Background
The within-groups estimator is a powerful tool used in econometrics to analyze panel data, which consists of multiple observations over time for several cross-sectional units, such as individuals, firms, or countries.
Historical Context
The development of panel data models, including the within-groups estimator, gained momentum in the late 20th century as availability of longitudinal data improved and computational advancements allowed for more sophisticated analysis. This method addresses specific challenges that arise when the data includes multiple observations across time for different units, particularly unobserved heterogeneity.
Definitions and Concepts
The within-groups estimator is an estimator of the vector of parameters in a model with panel data. It is computed using ordinary least squares (OLS) on the deviations from the time averages of the data for each cross-sectional unit. This essentially means that the estimator focuses on within-unit variations by “demeaning” the data — subtracting the average over time for each unit from the observed values.

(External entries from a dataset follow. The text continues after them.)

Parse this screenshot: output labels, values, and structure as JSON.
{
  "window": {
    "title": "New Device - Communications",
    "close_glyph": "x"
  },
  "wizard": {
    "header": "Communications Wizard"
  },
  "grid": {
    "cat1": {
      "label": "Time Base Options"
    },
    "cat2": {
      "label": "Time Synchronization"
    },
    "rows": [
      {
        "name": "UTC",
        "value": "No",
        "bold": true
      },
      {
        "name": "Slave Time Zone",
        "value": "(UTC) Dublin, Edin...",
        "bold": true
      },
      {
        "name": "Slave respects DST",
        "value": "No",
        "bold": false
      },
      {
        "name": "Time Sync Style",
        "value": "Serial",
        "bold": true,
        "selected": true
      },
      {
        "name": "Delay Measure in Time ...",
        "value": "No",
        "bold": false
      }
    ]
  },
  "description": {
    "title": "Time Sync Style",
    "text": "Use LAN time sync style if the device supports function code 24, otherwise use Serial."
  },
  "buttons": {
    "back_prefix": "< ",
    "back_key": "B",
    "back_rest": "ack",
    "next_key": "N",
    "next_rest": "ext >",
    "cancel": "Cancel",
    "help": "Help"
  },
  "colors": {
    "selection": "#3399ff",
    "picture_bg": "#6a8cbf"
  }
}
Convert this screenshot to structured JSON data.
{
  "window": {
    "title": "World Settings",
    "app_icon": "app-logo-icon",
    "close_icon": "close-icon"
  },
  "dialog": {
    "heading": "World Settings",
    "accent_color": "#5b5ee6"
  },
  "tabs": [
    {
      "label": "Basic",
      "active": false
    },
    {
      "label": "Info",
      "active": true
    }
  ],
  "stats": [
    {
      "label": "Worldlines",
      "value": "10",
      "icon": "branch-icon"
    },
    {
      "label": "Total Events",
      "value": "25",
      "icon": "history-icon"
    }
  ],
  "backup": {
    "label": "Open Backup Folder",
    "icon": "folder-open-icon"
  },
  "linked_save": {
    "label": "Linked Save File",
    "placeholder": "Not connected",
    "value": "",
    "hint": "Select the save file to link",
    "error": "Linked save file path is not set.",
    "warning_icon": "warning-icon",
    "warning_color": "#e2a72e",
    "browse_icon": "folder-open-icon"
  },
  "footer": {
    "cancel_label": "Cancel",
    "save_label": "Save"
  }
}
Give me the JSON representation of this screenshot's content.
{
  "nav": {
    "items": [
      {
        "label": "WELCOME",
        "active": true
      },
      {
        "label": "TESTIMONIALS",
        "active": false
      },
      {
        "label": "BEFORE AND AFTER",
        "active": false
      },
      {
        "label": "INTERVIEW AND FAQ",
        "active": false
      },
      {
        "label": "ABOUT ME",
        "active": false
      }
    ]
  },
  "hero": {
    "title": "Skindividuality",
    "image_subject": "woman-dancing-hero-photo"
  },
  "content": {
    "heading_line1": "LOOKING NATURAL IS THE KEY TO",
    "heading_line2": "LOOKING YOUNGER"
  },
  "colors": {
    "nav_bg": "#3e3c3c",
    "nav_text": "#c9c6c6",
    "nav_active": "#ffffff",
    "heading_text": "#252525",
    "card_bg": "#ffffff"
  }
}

Major Analytical Frameworks
Classical Economics
Does not typically involve within-groups estimators, as it predates advanced econometric techniques for panel data analysis.
Neoclassical Economics
Employs the within-groups estimator in panel data econometrics to control for unobserved individual heterogeneity.
Keynesian Economics
Uses similar econometric methods but focuses on different applications, primarily macroeconomic aggregates rather than panel microdata.
Marxian Economics
Less commonly employs panel data methods like within-groups estimators, often due to the nature of its economic analysis.
Institutional Economics
Balances qualitative and quantitative analyses and may use within-groups estimators in examining institutional effects on individual or firm behavior over time.
Behavioral Economics
Could utilize within-groups estimators to analyze the temporal aspects of individual behavioral data in experimental settings.
Post-Keynesian Economics
Similar to Keynesian economics, may use within-groups estimators in certain empirical analyses but focuses more on macro and monetary issues.
Austrian Economics
Relies more on theoretical constructs, hence less frequent usage of within-groups estimators in empirical investigations.
Development Economics
Frequently uses within-groups estimators to examine the impacts of policies or interventions across different cultures, regions, and times.
Monetarism
Although typically focusing on large-scale economic aggregates, it may use within-groups estimators when dealing with panel data consisting of monetary or financial metrics across countries or regions.
Comparative Analysis
The within-groups estimator is especially beneficial when dealing with fixed effects models in contrast to random effects models, where the assumption is that entity-specific effects are not correlated with other regressors in the model. Compared to between-groups estimators, within-groups estimators utilize within-unit variations, providing a difference-in-differences approach to mitigate bias from unobserved heterogeneity.
Case Studies
- Development Economics: Assessing the impact of a social intervention on household income across various villages over a period.
- Labor Economics: Examining the effect of training programs on employee productivity, adjusting for individual characteristics.
Suggested Books for Further Studies
- “Econometric Analysis of Panel Data” by Badi H. Baltagi.
- “Analysis of Panel Data” by Cheng Hsiao.
Related Terms with Definitions
Panel Data: Data that contains observations over multiple time periods for the same cross-sectional units.
Ordinary Least Squares (OLS): A method of estimating the parameters in a linear regression model to minimize the sum of the squared differences between observed and predicted values.
Least Squares Dummy Variable (LSDV) Model: A model that includes dummy variables representing each cross-sectional unit to control for unobserved heterogeneity.
Between-groups Estimator: An estimator that uses the variation between different cross-sectional units’ averages rather than within them.